On the limitations of writing for the fediverse
I’m not bullish on squeezing long-form content into a microblogging platform, whether on Mastodon or X. Long-form content isn’t best consumed as part of a fast-moving stream of short updates.
Yes! This is an ongoing source of frustration for me. I often write posts that are 600-1,000 characters. That’s not long-form by real-world standards, but it’s slightly too long for Mastodon, Threads, Bluesky and the micro.blog timeline, and the resulting posts are ghastly.
Facebook doesn’t have those length limitations, but it also doesn’t permit simple hypertext like links, blockquotes, headers and boldface.

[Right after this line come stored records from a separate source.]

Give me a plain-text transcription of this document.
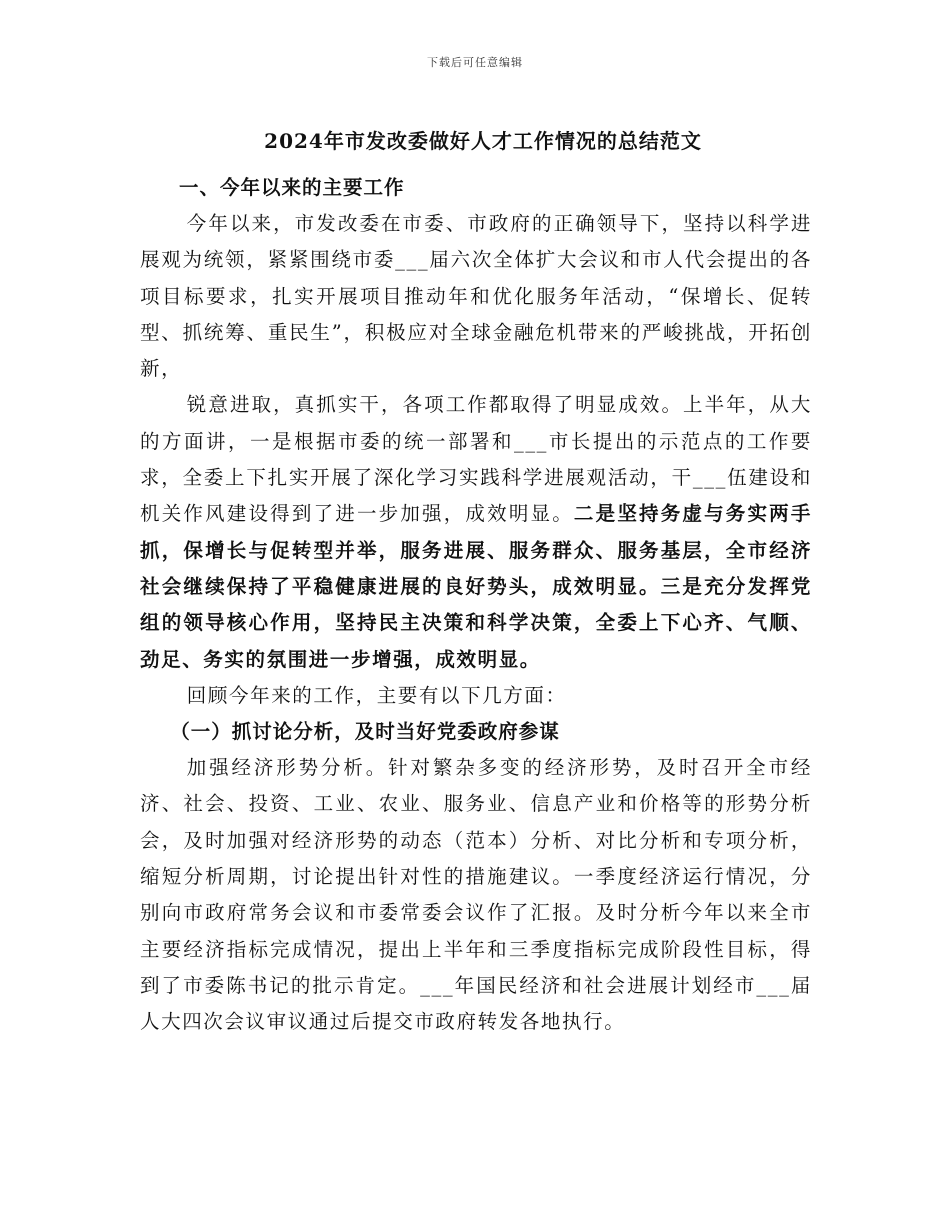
下载后可任意编辑
2024年市发改委做好人才工作情况的总结范文
一、今年以来的主要工作

今年以来，市发改委在市委、市政府的正确领导下，坚持以科学进展观为统领，紧紧围绕市委___届六次全体扩大会议和市人代会提出的各项目标要求，扎实开展项目推动年和优化服务年活动，“保增长、促转型、抓统筹、重民生”，积极应对全球金融危机带来的严峻挑战，开拓创新，

锐意进取，真抓实干，各项工作都取得了明显成效。上半年，从大的方面讲，一是根据市委的统一部署和___市长提出的示范点的工作要求，全委上下扎实开展了深化学习实践科学进展观活动，干___伍建设和机关作风建设得到了进一步加强，成效明显。二是坚持务虚与务实两手抓，保增长与促转型并举，服务进展、服务群众、服务基层，全市经济社会继续保持了平稳健康进展的良好势头，成效明显。三是充分发挥党组的领导核心作用，坚持民主决策和科学决策，全委上下心齐、气顺、劲足、务实的氛围进一步增强，成效明显。

回顾今年来的工作，主要有以下几方面：

（一）抓讨论分析，及时当好党委政府参谋

加强经济形势分析。针对繁杂多变的经济形势，及时召开全市经济、社会、投资、工业、农业、服务业、信息产业和价格等的形势分析会，及时加强对经济形势的动态（范本）分析、对比分析和专项分析，缩短分析周期，讨论提出针对性的措施建议。一季度经济运行情况，分别向市政府常务会议和市委常委会议作了汇报。及时分析今年以来全市主要经济指标完成情况，提出上半年和三季度指标完成阶段性目标，得到了市委陈书记的批示肯定。___年国民经济和社会进展计划经市___届人大四次会议审议通过后提交市政府转发各地执行。
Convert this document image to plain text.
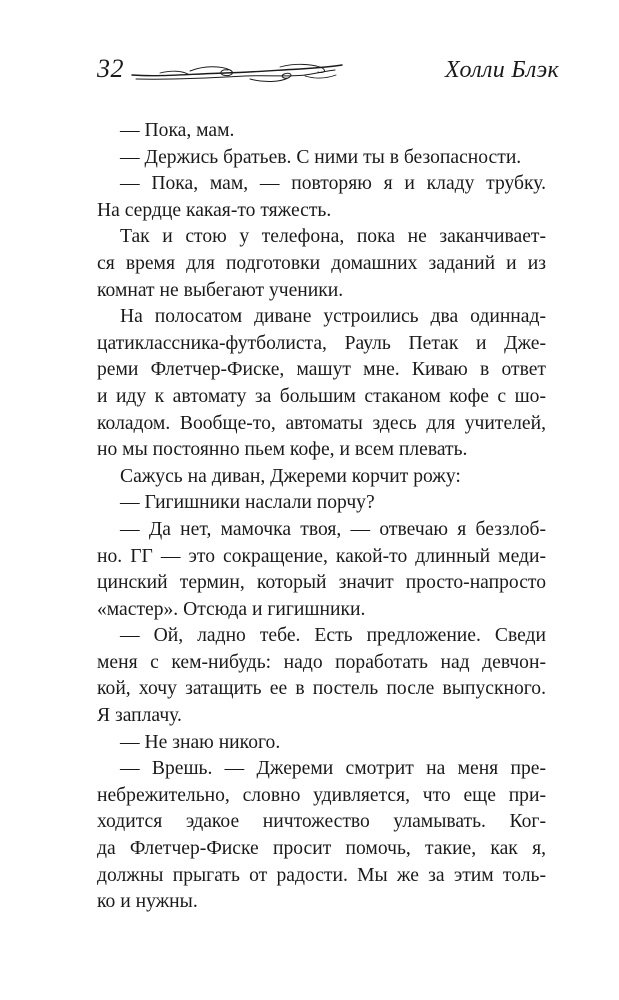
32	Холли Блэк

— Пока, мам.

— Держись братьев. С ними ты в безопасности.

— Пока, мам, — повторяю я и кладу трубку.

На сердце какая-то тяжесть.

Так и стою у телефона, пока не заканчивает-

ся время для подготовки домашних заданий и из

комнат не выбегают ученики.

На полосатом диване устроились два одиннад-

цатиклассника-футболиста, Рауль Петак и Дже-

реми Флетчер-Фиске, машут мне. Киваю в ответ

и иду к автомату за большим стаканом кофе с шо-

коладом. Вообще-то, автоматы здесь для учителей,

но мы постоянно пьем кофе, и всем плевать.

Сажусь на диван, Джереми корчит рожу:

— Гигишники наслали порчу?

— Да нет, мамочка твоя, — отвечаю я беззлоб-

но. ГГ — это сокращение, какой-то длинный меди-

цинский термин, который значит просто-напросто

«мастер». Отсюда и гигишники.

— Ой, ладно тебе. Есть предложение. Сведи

меня с кем-нибудь: надо поработать над девчон-

кой, хочу затащить ее в постель после выпускного.

Я заплачу.

— Не знаю никого.

— Врешь. — Джереми смотрит на меня пре-

небрежительно, словно удивляется, что еще при-

ходится эдакое ничтожество уламывать. Ког-

да Флетчер-Фиске просит помочь, такие, как я,

должны прыгать от радости. Мы же за этим толь-

ко и нужны.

Tumblr is a full blogging platform, without length limitations and with great support for hypertext and embedded media. But it has user-interface and community conventions that seem to be offputting to most people. Also, Tumblr seems perpetually on the verge of shutting down.
I want to publish once, and allow anyone to read what I write on whatever platform they like. Dave Winer calls this “textcasting,”, and it’s a great idea, though he focuses on the needs of the writers and I’m focused on the needs of the readers. (I imagine Dave might say the needs are the same.)
Also, the Web doesn’t seem to have a universal standard for letting folks know you’ve replied to or mentioned them in an article — nothing like @mentions on Mastodon or Facebook tagging. So for this post,, I guess I’ll tag Ben Werdmuller and Dave Winer in Mastodon or Threads, as well as Manton Reece, who builds and runs micro.blog and whose post flagged Ben’s comments to me.
These limitations are frustrating! Why can’t everything be more fluid?